The project, which won the architectural project competition for the Ted Ankara College Campus with a capacity of 6000 students in 1998, was implemented in 2005 and educational activities have begun. Conceptualized and designed by Semra Uygur and Özcan Uygur, this campus is a city simulation accomplished adopting the principle that education should create its own urban life even if it is in an area remote from the city. As a result of this design principle, TED Ankara College Campus operates as an actual city with the daily circulation routes designed considering the diversity of common indoor-outdoor areas, functional arrangement, meeting of various users, and the requirements emerged within the process.

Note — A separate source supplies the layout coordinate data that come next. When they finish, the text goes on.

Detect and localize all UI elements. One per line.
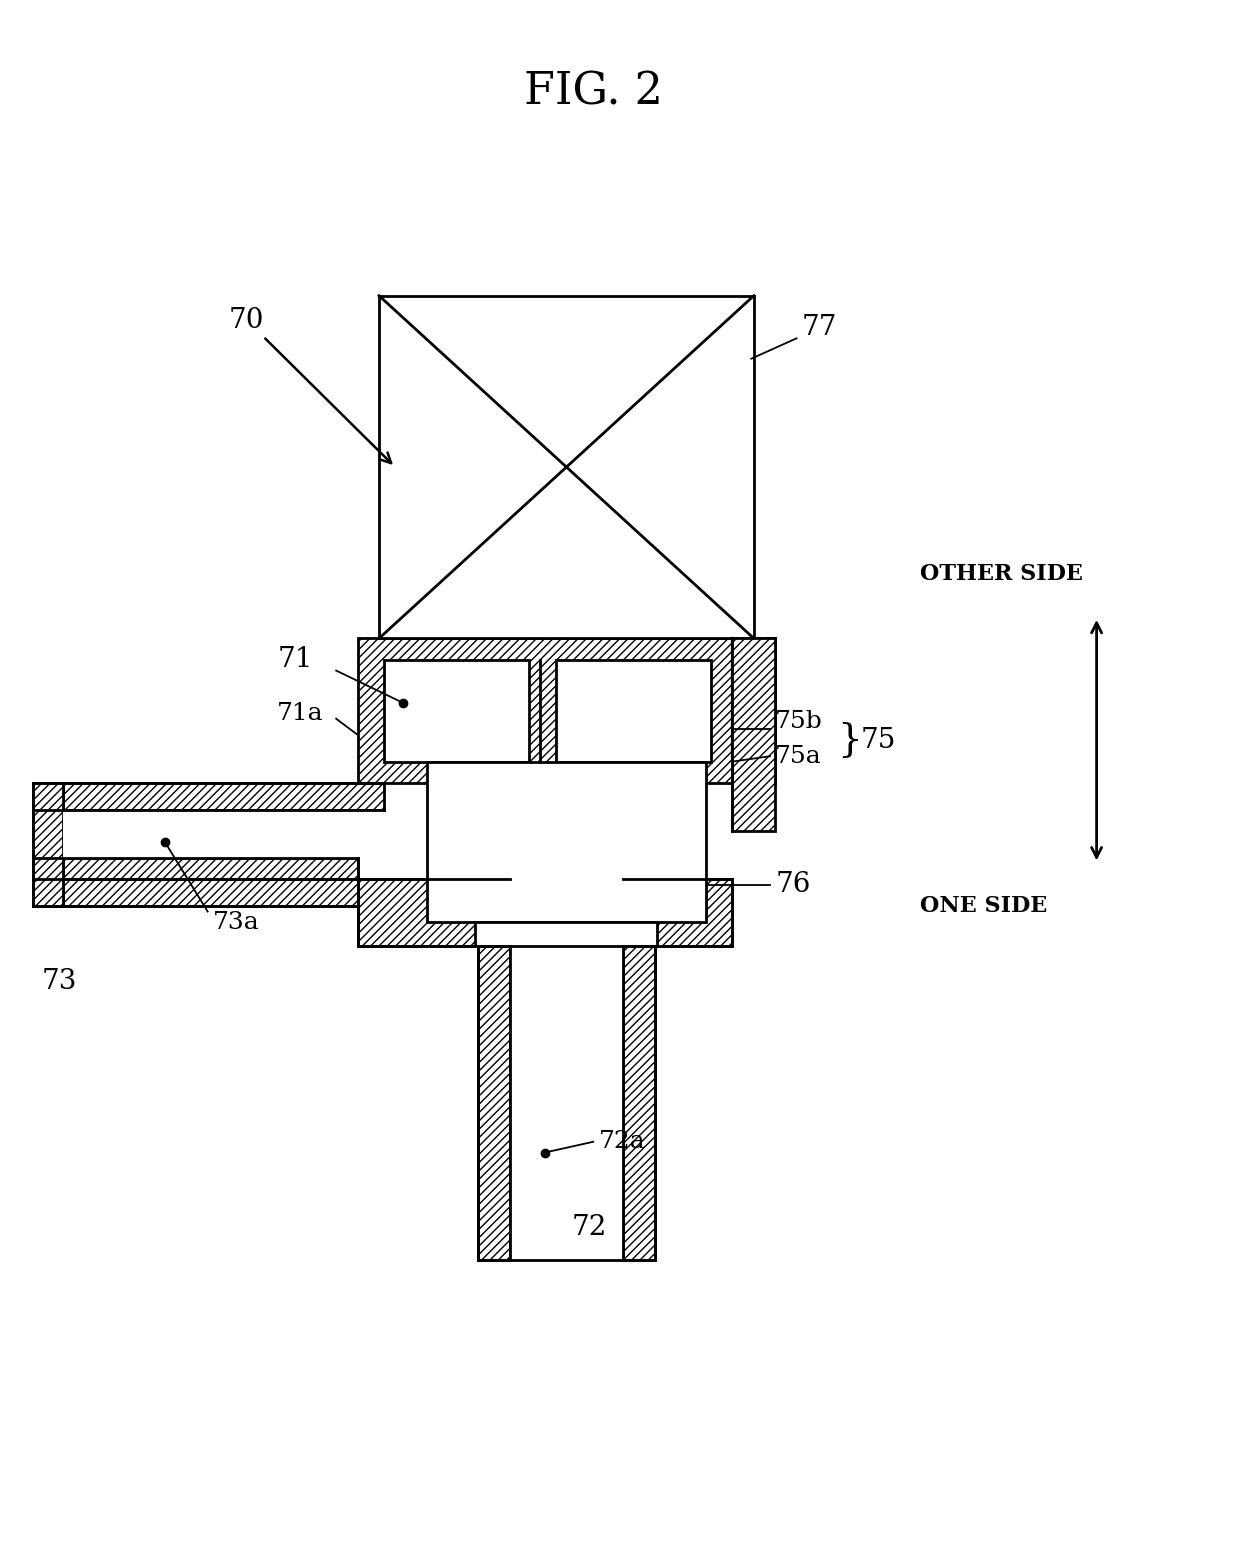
Text: 77: 77 — [751, 315, 837, 359]
Bar — [33, 783, 63, 907]
Text: 73a: 73a — [213, 911, 259, 933]
Text: 71a: 71a — [278, 702, 324, 725]
Bar — [63, 810, 384, 858]
Bar — [510, 946, 624, 1259]
Bar — [475, 922, 657, 946]
Bar — [63, 858, 357, 880]
Text: 75b: 75b — [775, 711, 823, 733]
Bar — [428, 761, 706, 922]
Text: 73: 73 — [42, 968, 77, 994]
Text: ONE SIDE: ONE SIDE — [920, 896, 1047, 918]
Bar — [384, 659, 529, 761]
Text: OTHER SIDE: OTHER SIDE — [920, 564, 1083, 586]
Text: 72a: 72a — [599, 1131, 645, 1153]
Text: }: } — [837, 722, 862, 758]
Text: 70: 70 — [229, 307, 391, 464]
Bar — [624, 946, 656, 1259]
Bar — [624, 880, 733, 946]
Text: 75a: 75a — [775, 745, 822, 767]
Bar — [379, 296, 754, 639]
Bar — [556, 659, 711, 761]
Text: 72: 72 — [572, 1214, 608, 1240]
Text: 75: 75 — [861, 727, 897, 753]
Text: 71: 71 — [278, 647, 312, 673]
Bar — [733, 639, 775, 832]
Bar — [63, 880, 357, 907]
Bar — [477, 946, 510, 1259]
Text: 76: 76 — [775, 871, 811, 899]
Bar — [357, 639, 775, 783]
Text: FIG. 2: FIG. 2 — [523, 70, 662, 114]
Bar — [357, 880, 510, 946]
Bar — [63, 783, 384, 810]
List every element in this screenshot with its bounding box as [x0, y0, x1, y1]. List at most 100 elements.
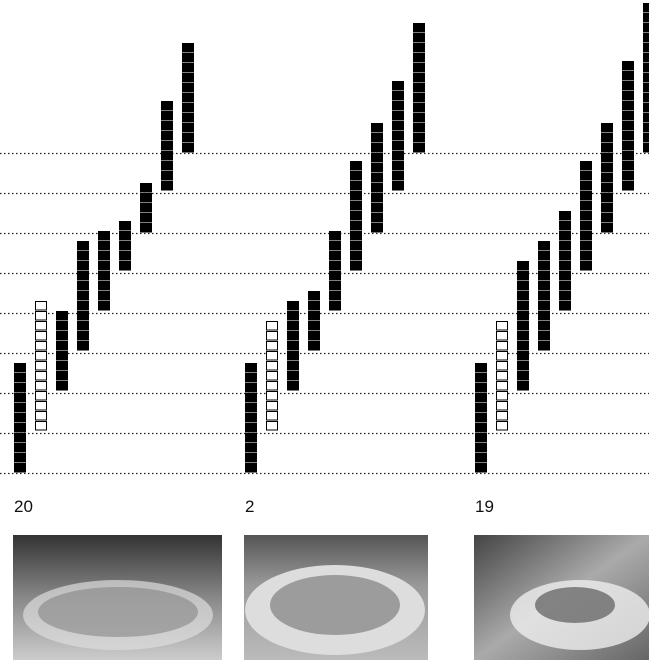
square: [266, 381, 278, 391]
square: [140, 193, 152, 203]
square: [517, 291, 529, 301]
square: [413, 63, 425, 73]
square: [161, 121, 173, 131]
square: [580, 171, 592, 181]
square: [77, 331, 89, 341]
square: [245, 403, 257, 413]
square: [98, 231, 110, 241]
square: [77, 261, 89, 271]
square: [392, 131, 404, 141]
square: [413, 143, 425, 153]
square: [643, 113, 649, 123]
square: [643, 103, 649, 113]
square: [580, 181, 592, 191]
square: [371, 193, 383, 203]
square: [350, 261, 362, 271]
square: [475, 463, 487, 473]
square: [559, 301, 571, 311]
dotted-lines: [0, 152, 649, 475]
square: [77, 341, 89, 351]
square: [308, 291, 320, 301]
square: [14, 453, 26, 463]
square: [350, 171, 362, 181]
square: [559, 291, 571, 301]
square: [538, 301, 550, 311]
square: [601, 123, 613, 133]
square: [182, 83, 194, 93]
square: [14, 433, 26, 443]
square: [266, 401, 278, 411]
square: [538, 311, 550, 321]
square: [580, 241, 592, 251]
square: [350, 241, 362, 251]
square: [35, 361, 47, 371]
square: [475, 373, 487, 383]
square: [622, 181, 634, 191]
square: [475, 413, 487, 423]
square: [601, 163, 613, 173]
square: [182, 133, 194, 143]
square: [182, 113, 194, 123]
square: [308, 321, 320, 331]
square: [161, 141, 173, 151]
square: [14, 423, 26, 433]
square: [14, 373, 26, 383]
square: [266, 421, 278, 431]
square: [329, 291, 341, 301]
square: [496, 381, 508, 391]
square: [517, 381, 529, 391]
square: [161, 131, 173, 141]
photo: [474, 535, 649, 660]
square: [517, 371, 529, 381]
square: [538, 321, 550, 331]
square: [350, 251, 362, 261]
square: [517, 361, 529, 371]
square: [35, 311, 47, 321]
square: [77, 251, 89, 261]
square: [643, 23, 649, 33]
square: [622, 91, 634, 101]
square: [517, 311, 529, 321]
square: [475, 383, 487, 393]
square: [538, 261, 550, 271]
square-columns: [14, 3, 649, 473]
square: [371, 123, 383, 133]
square: [371, 223, 383, 233]
square: [56, 381, 68, 391]
square: [245, 413, 257, 423]
square: [350, 211, 362, 221]
square: [601, 213, 613, 223]
square: [287, 361, 299, 371]
square: [580, 211, 592, 221]
square: [559, 211, 571, 221]
square: [643, 63, 649, 73]
square: [56, 341, 68, 351]
square: [182, 143, 194, 153]
square: [329, 281, 341, 291]
square: [35, 371, 47, 381]
square: [14, 393, 26, 403]
square: [161, 151, 173, 161]
square: [287, 371, 299, 381]
square: [308, 341, 320, 351]
square: [98, 241, 110, 251]
square: [14, 413, 26, 423]
square: [140, 223, 152, 233]
square: [601, 143, 613, 153]
square: [35, 391, 47, 401]
square: [413, 23, 425, 33]
square: [517, 261, 529, 271]
square: [287, 331, 299, 341]
square: [643, 3, 649, 13]
square: [35, 411, 47, 421]
square: [77, 321, 89, 331]
square: [329, 271, 341, 281]
square: [98, 251, 110, 261]
square: [559, 271, 571, 281]
square: [496, 351, 508, 361]
square: [77, 301, 89, 311]
square: [517, 271, 529, 281]
square: [371, 133, 383, 143]
square: [287, 301, 299, 311]
square: [77, 311, 89, 321]
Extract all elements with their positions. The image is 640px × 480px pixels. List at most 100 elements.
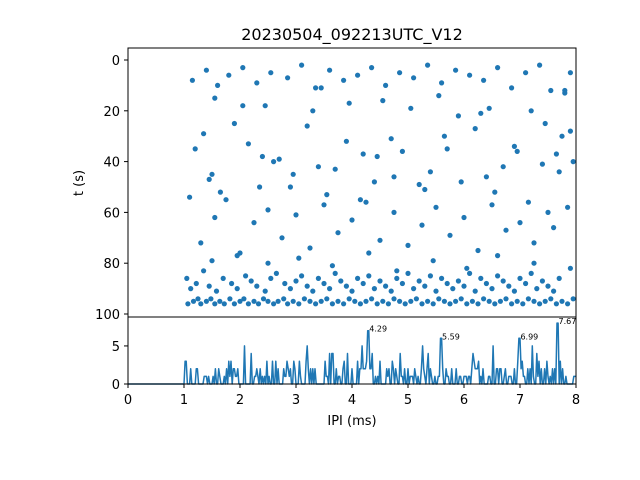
scatter-point	[321, 202, 327, 208]
scatter-point	[310, 288, 316, 294]
scatter-point	[262, 103, 268, 109]
scatter-point	[565, 204, 571, 210]
scatter-point	[528, 108, 534, 114]
scatter-point	[520, 301, 526, 307]
scatter-point	[338, 278, 344, 284]
scatter-point	[517, 275, 523, 281]
scatter-point	[405, 242, 411, 248]
scatter-point	[271, 301, 277, 307]
scatter-point	[184, 275, 190, 281]
scatter-point	[234, 286, 240, 292]
scatter-point	[542, 120, 548, 127]
scatter-point	[352, 298, 358, 304]
scatter-point	[304, 123, 310, 129]
scatter-point	[212, 95, 218, 101]
histogram-x-tick-label: 2	[236, 393, 244, 408]
scatter-y-tick-label: 40	[103, 156, 120, 171]
histogram-y-tick-label: 5	[112, 340, 120, 355]
scatter-point	[346, 296, 352, 302]
scatter-point	[195, 296, 201, 302]
scatter-y-tick-label: 80	[103, 257, 120, 272]
scatter-point	[472, 126, 478, 132]
scatter-point	[385, 301, 391, 307]
scatter-point	[307, 298, 313, 304]
scatter-point	[531, 298, 537, 304]
scatter-point	[481, 296, 487, 302]
scatter-point	[371, 179, 377, 185]
scatter-point	[567, 128, 574, 134]
scatter-point	[307, 245, 313, 251]
scatter-point	[245, 141, 251, 147]
scatter-point	[408, 105, 414, 111]
chart-title: 20230504_092213UTC_V12	[241, 25, 463, 45]
scatter-point	[500, 164, 506, 170]
scatter-point	[189, 77, 195, 83]
scatter-point	[402, 301, 408, 307]
histogram-x-tick-label: 4	[348, 393, 356, 408]
scatter-point	[444, 280, 450, 287]
scatter-point	[299, 273, 305, 279]
scatter-point	[495, 273, 501, 279]
scatter-point	[416, 278, 422, 284]
scatter-point	[503, 296, 509, 302]
scatter-point	[318, 298, 324, 304]
scatter-point	[489, 286, 495, 292]
scatter-point	[562, 90, 568, 96]
scatter-point	[399, 148, 405, 154]
scatter-point	[313, 85, 319, 91]
scatter-point	[329, 263, 335, 269]
scatter-point	[531, 260, 537, 266]
scatter-point	[363, 199, 369, 205]
scatter-point	[255, 301, 262, 307]
scatter-point	[388, 136, 394, 142]
scatter-point	[279, 235, 285, 241]
scatter-point	[287, 184, 293, 190]
scatter-point	[492, 301, 498, 307]
scatter-point	[433, 204, 439, 210]
scatter-point	[567, 265, 574, 271]
histogram-x-axis-label: IPI (ms)	[327, 414, 376, 429]
scatter-point	[380, 98, 386, 104]
scatter-point	[453, 67, 459, 73]
scatter-point	[227, 296, 233, 302]
scatter-y-tick-label: 20	[103, 105, 120, 120]
scatter-point	[430, 301, 436, 307]
scatter-point	[282, 280, 288, 287]
scatter-point	[262, 288, 268, 294]
scatter-point	[523, 70, 529, 76]
scatter-point	[290, 298, 296, 304]
scatter-point	[461, 214, 467, 221]
scatter-point	[243, 273, 249, 279]
scatter-point	[209, 171, 215, 177]
scatter-point	[213, 288, 220, 294]
scatter-point	[335, 298, 341, 304]
scatter-point	[324, 192, 330, 198]
scatter-point	[422, 283, 428, 289]
scatter-point	[537, 301, 543, 307]
scatter-point	[551, 225, 557, 231]
scatter-y-tick-label: 0	[112, 54, 120, 69]
scatter-point	[313, 301, 319, 307]
scatter-point	[315, 275, 321, 281]
scatter-point	[413, 296, 419, 302]
histogram-annotations: 4.29 5.59 6.99 7.67	[369, 317, 576, 341]
scatter-point	[394, 275, 400, 281]
scatter-point	[315, 164, 321, 170]
scatter-point	[187, 194, 193, 200]
histogram-x-tick-label: 5	[404, 393, 412, 408]
scatter-point	[221, 301, 227, 307]
scatter-point	[268, 70, 274, 76]
scatter-point	[251, 220, 257, 226]
histogram-y-tick-label: 0	[112, 378, 120, 393]
scatter-point	[285, 75, 291, 81]
scatter-point	[374, 301, 380, 307]
scatter-point	[478, 275, 484, 281]
scatter-point	[374, 153, 380, 160]
scatter-point	[377, 237, 383, 243]
peak-annotation: 5.59	[442, 332, 460, 341]
scatter-point	[486, 298, 492, 304]
scatter-point	[441, 133, 447, 139]
scatter-point	[357, 301, 363, 307]
peak-annotation: 4.29	[369, 325, 387, 334]
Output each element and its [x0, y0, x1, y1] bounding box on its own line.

The campus in question needed a multi-purpose performing arts center with a capacity of 1500
people in
the process and eventually the designers adopted the necessity of it to dissolve in the campus
arrangement without any pretentiousness.
The Performing Arts Center, which was decided to be articulated with the Sports-Art Street in
the
current campus plan, was placed in the southwest direction at the end of the Sports-Art Street,
considering that it promises a use where
social relations are perhaps the most publicized. The singularity of the building is aimed to be
unnoticeable while moving on the inner street and care is taken to give the feeling that it was
attached
to the circulation route in the campus
by itself. The building, which rises considering the image of an eye looking outwards and a hug
inviting
in, was articulated to the existing street as if it has always been there; the street has turned
into a
foyer and opened itself to the
geography with a transparent finish. Although the Performing Arts Center is designed as a
continuation
of the overall building composition in the campus, it opens itself to the geography as the end
of the
campus in an understated but iconic
way. It is both the eye and the hug.
The spatial play in combining the orthogonal and Euclidean geometry used in the architectural
language
of the campus continued in this building, but it is customized. The large volume requirement,
which is
the result of the dense capacity
of 1500 people, has been refined by the transformation of a rectangular prism into a sculptural
form.
The side
facades of the hall are composed by triangulating at different angles, and the movements of
light on the
wooden facade surfaces perform light and shadow plays outside. This image of eye and hug,
obtained by
carving, is felt not only in the
distant view, but also in the hall, and the relationship of the viewer with the geography is
kept
dynamic. For this reason, the hall becomes transparent on both sides and opens itself to the
outside.
The terrace at the end of the Sports-Art
street, where the eye and the hug images emerge, can also be used as an open foyer, and can be
used for
multi-purpose sunset events with its southwestern position. The design of the building gained
identity
by recreating the experience of
the viewer under a top cover rather than the experience of the viewer in a closed space, and the
necessity of maintaining its relationship with the existing topography poetically was adopted as
a
principle. The hall, which emulates the
ancient Greek theater, the most important performance venue, finds its own elevation by resting
on the
slope of the topography and collects the dense capacity by dissolving it in the volume with its
fan-shape. In addition to the use with
dense capacity, it can be divided for uses such as theater performances, converted into a
smaller hall
with curtains, acquiring a multi-purpose character.